Still Tasty has some great information such as…

  • How long should you keep bean soup in the refrigerator? 3 days. How long if you freeze it? 4-6 months. But the key is to freeze within two hours of cooking.
  • Opened olive oil can be kept in the pantry for 18-24 months. (I don’t think I’ve ever had olive oil last that long because I use it all the time.)I had no idea it would last that long.
  • Refrigeration of basil is not recommended. (Whoops!) Trim ends of basil, put into glass with about an inch of water. Cover with a plastic bag and leave at room temperature changing water when it gets cloudy. It will last 7-10 days.  If you freeze fresh basil it will last 4-6 months. (Now I know what to do with all my Aerogarden basil overgrowth!)

Still Tasty is really going to come in handy when I’m over-run with vegetables during CSA season. (You can keep raw kale in the freezer for up to 12 months. Excellent.)

1 Comments to “Still Tasty? Now You’ll Know for Sure.”

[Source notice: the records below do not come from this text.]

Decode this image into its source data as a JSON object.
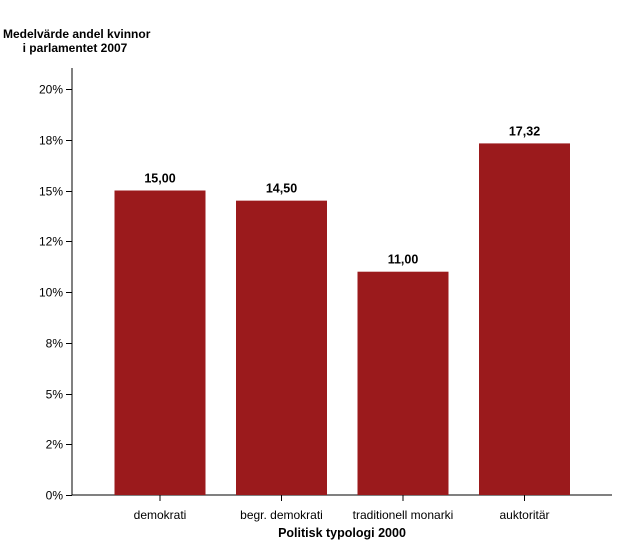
{
  "chart_data": {
    "type": "bar",
    "ylabel_lines": [
      "Medelvärde andel kvinnor",
      "i parlamentet 2007"
    ],
    "xlabel": "Politisk typologi 2000",
    "categories": [
      "demokrati",
      "begr. demokrati",
      "traditionell monarki",
      "auktoritär"
    ],
    "values": [
      15.0,
      14.5,
      11.0,
      17.32
    ],
    "data_labels": [
      "15,00",
      "14,50",
      "11,00",
      "17,32"
    ],
    "ylim": [
      0,
      20
    ],
    "yticks": [
      0,
      2.5,
      5,
      7.5,
      10,
      12.5,
      15,
      17.5,
      20
    ],
    "ytick_labels": [
      "0%",
      "2%",
      "5%",
      "8%",
      "10%",
      "12%",
      "15%",
      "18%",
      "20%"
    ],
    "bar_color": "#9b1a1c",
    "grid": false,
    "legend": "none"
  }
}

  1. Nice find! Possibly a safer way of gauging freshness than my way of “Well, if I don’t end up in the ER in a few hours, I guess it was okay.” (Not to mention that I have a chronic habit of leaving things out and about, and forgetting all about them, cos I get distracted, which can lead to a lot of unintentional wastefulness, especially if other people are intent making a fuss about my usual gauging method.)